Das steht sicher auch nicht im Buch – eine Anzeige
Mitten im Jubel über das blaue Buch über Merkels Freiheit wird bekannt, dass unsere Altkanzlerin auf einer Liste mit wichtigen deutschen Politikern steht, die von einem Berliner Bürger im Zusammenhang mit deren Handeln während der Corona-Zeit angezeigt wurden. Die von der Staatsanwaltschaft angenommene und registrierte Anzeige ist heftig formuliert, es fallen Worte wie Verdacht auf Betrug, Nötigung und gefährliche Körperverletzung. Nichts da mit „wir werden uns viel zu verzeihen haben“, wie Merkels Ex-Minister Spahn nach den Corona-Skandalen der Entscheider feige davonkommen will. Merkel und die anderen Politiker bekommen um die Ohren gehauen, dass sie Jahre voll auf das Pedal traten, die Bevölkerung im Unklaren und an der kurzen Leine hielten (auch ihre Gefolgschaft, die, denen es ja gut geht, die stillgehalten haben deswegen), dass sie von Fremdschutz sprachen, eine Impflicht durchpeitschen wollten, zur Impfung nötigen und dabei doch die Schattenseite all dessen kannten. Nebenwirkungen, Schäden, Opfer? Augen zu und durch. Die, die nicht mitmachten, nicht folgten, denen erging es schlecht. 3G, 2G usw.
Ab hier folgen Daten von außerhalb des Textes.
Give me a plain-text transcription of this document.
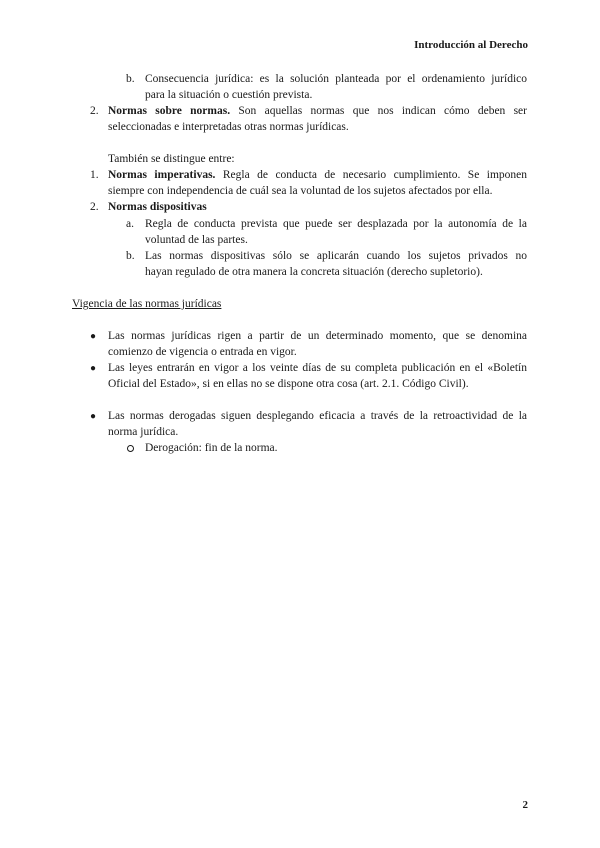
Introducción al Derecho
b. Consecuencia jurídica: es la solución planteada por el ordenamiento jurídico
para la situación o cuestión prevista.
2. Normas sobre normas. Son aquellas normas que nos indican cómo deben ser
seleccionadas e interpretadas otras normas jurídicas.
También se distingue entre:
1. Normas imperativas. Regla de conducta de necesario cumplimiento. Se imponen
siempre con independencia de cuál sea la voluntad de los sujetos afectados por ella.
2. Normas dispositivas
a. Regla de conducta prevista que puede ser desplazada por la autonomía de la
voluntad de las partes.
b. Las normas dispositivas sólo se aplicarán cuando los sujetos privados no
hayan regulado de otra manera la concreta situación (derecho supletorio).
Vigencia de las normas jurídicas
● Las normas jurídicas rigen a partir de un determinado momento, que se denomina
comienzo de vigencia o entrada en vigor.
● Las leyes entrarán en vigor a los veinte días de su completa publicación en el «Boletín
Oficial del Estado», si en ellas no se dispone otra cosa (art. 2.1. Código Civil).
● Las normas derogadas siguen desplegando eficacia a través de la retroactividad de la
norma jurídica.
Derogación: fin de la norma.
2
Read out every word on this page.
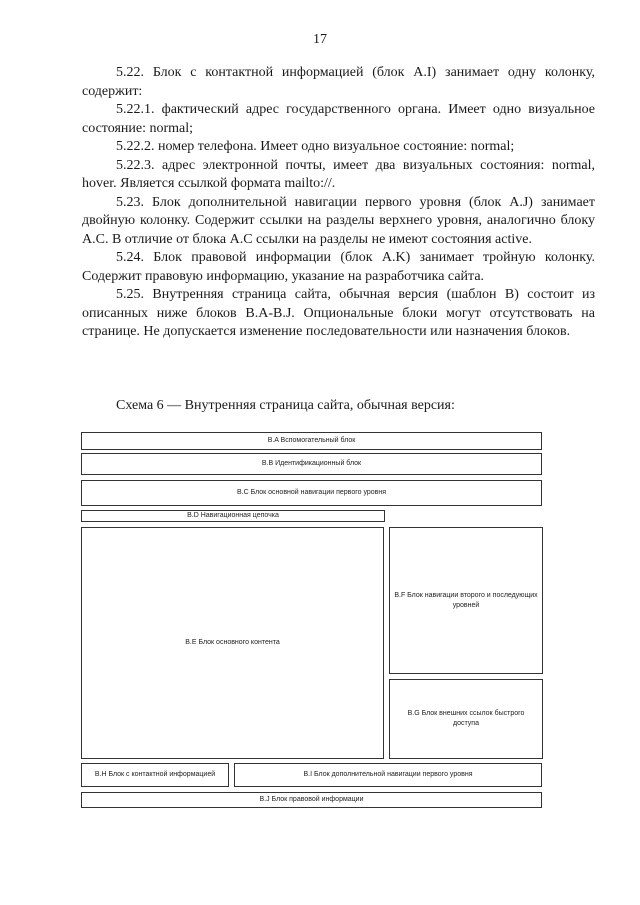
17

5.22. Блок с контактной информацией (блок A.I) занимает одну колонку, содержит:

5.22.1. фактический адрес государственного органа. Имеет одно визуальное состояние: normal;

5.22.2. номер телефона. Имеет одно визуальное состояние: normal;

5.22.3. адрес электронной почты, имеет два визуальных состояния: normal, hover. Является ссылкой формата mailto://.

5.23. Блок дополнительной навигации первого уровня (блок A.J) занимает двойную колонку. Содержит ссылки на разделы верхнего уровня, аналогично блоку A.C. В отличие от блока A.C ссылки на разделы не имеют состояния active.

5.24. Блок правовой информации (блок A.K) занимает тройную колонку. Содержит правовую информацию, указание на разработчика сайта.

5.25. Внутренняя страница сайта, обычная версия (шаблон B) состоит из описанных ниже блоков B.A-B.J. Опциональные блоки могут отсутствовать на странице. Не допускается изменение последовательности или назначения блоков.

Схема 6 — Внутренняя страница сайта, обычная версия:
B.A Вспомогательный блок
B.B Идентификационный блок
B.C Блок основной навигации первого уровня
B.D Навигационная цепочка
B.E Блок основного контента
B.F Блок навигации второго и последующих уровней
B.G Блок внешних ссылок быстрого доступа
B.H Блок с контактной информацией	B.I Блок дополнительной навигации первого уровня
B.J Блок правовой информации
Nur nebenbei: In dieser Zeit wurde enorm viel Geld verdient. Stimmt: Geld. Freiheit. Gut nur, dass sich nicht wenige Menschen die Freiheit nahmen, kämpften, nicht aufgaben, anders zu handeln als von Mutti und Co. gewünscht. Trotz Pein, trotz Pression. Nix mit Basta.
Endlich Zapfenstreich
Zum Schluss etwas Fröhlichkeit. Die kam auf, als Kanzlerin Merkel im Dezember 2021 endlich in den Ruhestand verabschiedet wurde – und zwar mit einem zünftigen preußischen militärischen Zapfenstreich (woher nur dieses komische Wort stammt?). Nebenbei: unter 2G-Bedingungen. Darauf muss man erstmal kommen. Angela Merkel durfte sich die Musik auswählen. Sie entschied sich für Nina Hagens „Du hast den Farbfilm vergessen“, Hildegard Knefs Ballade „Für mich soll’s rote Rosen regnen“ und einen Choral „Großer Gott, wir loben dich“, aufgespielt vom Stabsmusikkorps der Bundeswehr. Das Musiktrio: Wildheit und jugendliche Unbekümmertheit, romantische Hingabe sowie fromme Bescheidenheit – das wäre auch ein Verhaltensmuster für eine Kanzlerin gewesen, bei der ich dann das Wort „Freiheit“ als Beschreibung hätte gelten lassen. Doch stattdessen liegen viele Scherben vor ihr und uns, und diesem Haufen werden weiter täglich Scherben hinzugefegt – von ihren Nachfolgern.